I had been eagerly waiting for Chris to finish work on Thursday, I had been off work ill with this cold so was getting impatient. As soon as we were both ready, I went to pee on that stick. I watched as the wet line slowly crept up the test window…it went straight past the result line to the control line without even a vague faint line. It was so white and empty. At 12DP5DT I should be seeing that line. It was all over. I cried. I came out of the toilet and just hugged Chris and told him “It didn’t work, I’m so sorry”.
So many things were running through my head. Bitter sadness at our situation. No halloween baby this year for us. No frozen embryos from this cycle despite our great fertilisation success rate. These embies were not meant to be. Anger. The anger at our failure and hopelessness. The anger at not knowing why.
Of course, there is always a chance the pregnancy test could be wrong, but the odds at this stage were not in my favour, I’m not that naive.

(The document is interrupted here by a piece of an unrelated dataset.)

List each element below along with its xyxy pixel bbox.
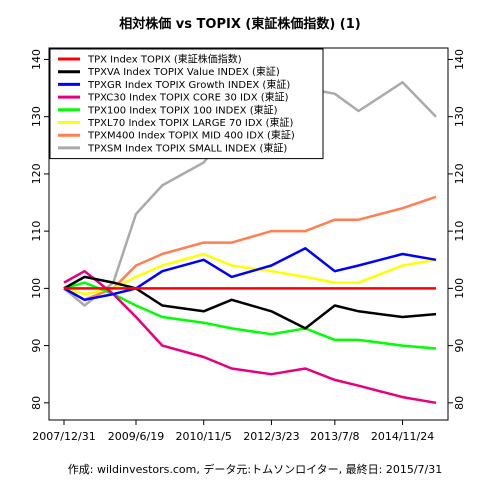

Thursday night I woke up every hour with our negative result on my mind, and finally at 5AM I woke after a dream about being stuck on a sinking nuclear weapon ship that I helped to destroy by providing intelligence about it (I was a spy in my dream!). And as the ship started to sink, one small rescue boat was filling up quickly with other people, there was no room for me on it, I shouted out, “please save my frozen embryos. Please, all I want is for you to make sure they are born and grow up knowing that I was their mother, and I loved them.” I woke up in a cold sweat with tears streaming down my face.
For all our failed IUIs, the clinic never made me go in to have a beta blood test if I got a negative. For IVF, everyone has to have a blood test. I now know what it feels like to go to that blood test with a heavy heart, knowing it is pointless. The idea of not testing and waiting to get the results by phone whilst at work horrifies me, so I am glad I tested the night before to prepare me for the worst, and be with Chris at the same time. I am not brave enough for that.
Today when I went in for my blood test I got the new nurse. I knew she was new because she was literally shaking as she took the blood from me, and then afterwards proceeded to spill my blood from the end of needle all over the table. She also asked me some very awkward questions, in a sweet naive way, so I could tell she was a newbie around here! But I wasn’t in the mood for being polite and quaint, so I cursed myself as I left, telling myself it was typical for that to happen to me of all days!!!
I got THE phone call from my doctor not long after lunch when she confirmed what I already suspected. A negative result. She basically ran through what happened during my cycle – 14 eggs collected 11 mature, 11 made it to Day 5, 2 reasonable blastocysts transferred on Day 5, and then none made it to the freezer. She said that my egg quality was not looking good and we can talk about it some more at a later date when I am ready. I thanked her, put the phone down and immediately picked up the phone again and called the clinic to schedule a consult with her for next week.
What next? Chris and I talked about possible next steps, but it was foggy. I looked at my calendar and figured out if we did another IVF cycle when it might be. The thought of going through all of this again to end up with nothing seems terrifying. They say you should try at least three complete rounds of IVF before considering to changing tactics. In the UK, depending on where you live, you may only get 2 rounds of IVF with the NHS, but there is lots of research that suggests 3 rounds is the magic number. My bets are on. We don’t seem to be able get enough embryos to freeze so there will be no point in trying for genetic testing, I am betting my doctor will suggest donor eggs. This is a path we are unlikely to go down (which I will expand upon for another time). Or donor embryos, which we know little about. But before we even consider any of that we still have one frozen blastocyst from our first cycle, so we also need to think about that too.
It’s devastating to get this far to have nothing to show for it. I hope that at the least we will learn something more about our infertility.